Immigration has beocme the left's piggy-back issue
In the United States, immigration has become the ultimate hot-button issue; perhaps more than ever previously.
In states bordering Mexico, crime rates -- including violent crime -- have been drastically inflated by the flow of illegal immigrants into the United States. Among the desperate men and women who simply want to come to the US to work and prosper, criminal gangs and drug cartels frequently sneak across the border to set up shop.
In a fit of desperation, the state of Arizona passed legislation that would allow state law enforcement to enforce already-existing federal immigration laws, albeit with a higher standard of jurisprudence.
The Barack Obama administration promptly moved to prevent the Arizona immigration law from being enforced. Democrats have since confessed that Obama won't secure the border in order to keep support for comprehensive immigration reform alive.
But the political tolerance for illegal immigration goes much further than that. The far left has long realized that they can use the immigration issue to piggy-back their agenda onto the institutions of the state.
In Canada, a case in point is provided by a recent article published in the Tornto Star, in which a key element of the left's agenda -- universal child care -- is demanded by an immigrant group, and described as a "fundamental right".
“It is medieval to think that child care is just a sop to some special interest group,” says self-described "community activist" Uzma Shakir. “It’s a fundamental right. You can’t have rights as a woman if you don’t have child care.”

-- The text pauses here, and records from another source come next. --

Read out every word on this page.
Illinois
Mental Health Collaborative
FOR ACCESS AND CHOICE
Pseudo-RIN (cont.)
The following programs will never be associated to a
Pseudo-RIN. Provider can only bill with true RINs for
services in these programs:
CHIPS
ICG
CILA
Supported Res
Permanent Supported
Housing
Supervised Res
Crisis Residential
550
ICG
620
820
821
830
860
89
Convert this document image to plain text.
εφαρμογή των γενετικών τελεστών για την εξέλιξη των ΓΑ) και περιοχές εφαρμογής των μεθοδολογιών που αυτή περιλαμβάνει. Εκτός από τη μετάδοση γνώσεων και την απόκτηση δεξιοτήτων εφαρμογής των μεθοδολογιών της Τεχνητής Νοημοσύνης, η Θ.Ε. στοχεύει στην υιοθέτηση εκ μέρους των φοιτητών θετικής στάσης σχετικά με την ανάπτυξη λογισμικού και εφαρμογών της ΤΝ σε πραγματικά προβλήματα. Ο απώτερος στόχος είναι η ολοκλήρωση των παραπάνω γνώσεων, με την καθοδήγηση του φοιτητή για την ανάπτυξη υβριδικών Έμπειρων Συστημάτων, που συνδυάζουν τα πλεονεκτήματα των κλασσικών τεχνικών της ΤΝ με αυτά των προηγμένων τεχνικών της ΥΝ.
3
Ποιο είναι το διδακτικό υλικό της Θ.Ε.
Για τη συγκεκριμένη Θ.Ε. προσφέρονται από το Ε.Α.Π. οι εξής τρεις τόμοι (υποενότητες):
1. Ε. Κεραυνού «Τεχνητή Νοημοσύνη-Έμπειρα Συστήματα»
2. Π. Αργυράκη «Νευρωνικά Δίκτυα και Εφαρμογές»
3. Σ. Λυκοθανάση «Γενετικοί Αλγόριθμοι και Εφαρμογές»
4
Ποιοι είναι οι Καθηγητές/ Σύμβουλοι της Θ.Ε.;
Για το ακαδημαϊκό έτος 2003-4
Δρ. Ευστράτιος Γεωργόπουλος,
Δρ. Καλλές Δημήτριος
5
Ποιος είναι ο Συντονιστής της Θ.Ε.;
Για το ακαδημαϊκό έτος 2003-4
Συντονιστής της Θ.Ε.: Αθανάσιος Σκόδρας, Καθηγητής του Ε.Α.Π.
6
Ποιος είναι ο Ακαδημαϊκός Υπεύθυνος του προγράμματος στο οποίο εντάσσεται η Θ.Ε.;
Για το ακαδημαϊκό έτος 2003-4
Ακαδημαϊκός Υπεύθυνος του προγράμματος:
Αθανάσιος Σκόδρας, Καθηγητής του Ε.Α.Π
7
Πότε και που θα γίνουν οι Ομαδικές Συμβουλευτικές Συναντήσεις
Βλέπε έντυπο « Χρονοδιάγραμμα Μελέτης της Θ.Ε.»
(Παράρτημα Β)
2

“This should be our priority as a group when we are talking to the government about poverty reduction,” she continues. “You cannot reduce poverty if women can’t work.”
The subject of the story is the South Asian Women's Rights Organization and their campaign for universal child care.
The group aruges that many immigrant women in Canada are prevented from working by child-rearing responsibilities, and that the only answer is for the government to impliment universal child care.
Interestingly, their test case is an accountant from Bangladesh, who apparently never considered telecommuting or working from a home office in order to ply her trade while still being able to care for her five-year-old son.
It's a sobering reminder of the attitude such groups take toward individual responsibility -- their clear preference is for government action, and their tactic is to exploit the vulnerability of recent immigrants in order to expand government activism.
As the example of the United States shows, the best way to do that is to expand the number of recent immigrants to Canada. Moreover, the more desperate those immigrants are, the more likely it is that they'll be able to provoke the kind of public sympathy needed to justify such a broad expansion of government activism.
A current Canadian case-in-point is that of a boatload of Tamil refugees recently arrived in Canada.
In a paragraph-long statement passed off as an article by Rabble.ca, Shakir declares that "our best strategy is to follow our humanitarian principles and due process."
For leftists such as Shakir, the best-case scenario is that Canada would accept as many of these Tamils as possible.
Yet there's a dark spectre underlying the matter: among the legitimate refugees from the violence and chaos that continues to reign in Sri Lanka are, almost certainly, Tamil Tiger terrorists.
Vic Toews, Canada's Minister of Public Safety, has suggested that the Sun Sea may be a "test boat", and that more vessels like it may follow.
Kevin Libin has raised a possibility worthy of consideration: that Tamil Tigers may be attempting to set up a "government in exile" in Canada.
The probability that Tamil Tiger terrorists are among the Sun Sea's passenger manifest is remarkably high. Less than one year ago, two dozen of 76 Tamils arriving under similar circumstances were suspected Tigers.
Shakir is right to note that humanitarianism and due process are key watchwords in matters such as these.
The problem for Canadian due process is that it's far too lax; vessels such as the Sun Sea are attracted to Canada because the number of migrants Canada is likely to accept is far higher than in any other western country.
This indicates that if these Tamils were to attempt to claim refugee status in Britain, France or the Untied States, they would be screened much more vigorously, and more Tigers would be separated out and marked for deportation -- not that Canada's deportation processes aren't fraught with issues of their own.
In the meantime, the Tamil Tigers are known to terrorize and intimidate law-abiding Canadian Tamils into financially funding their efforts in Sri Lanka.
It's details like this that make the far left's tactics in regards to immigration all the more irresponsible.
Simply put, the far left attempts to adopt immigration as a bullying tactic against conservatives. If conservatives decline to support out-of-control government activism, they are accused of being anti-immigrant, or racist. If conservatives campaign in favour of stronger immigration controls, they are accused of the same.
This despite the detail that it was conservatives -- under Prime Minister John Diefenbaker -- who ended the consideration of race as a decisive factor in immigration decisions.
From Arizona to Ontario, the far left is attempting to use the immigration issue to piggy-back their agenda onto a deeply divisive issue and bully conservatives out of the debate.
Unfortuantely, this is often to the detriment of the immigrant communities they claim to be supporting.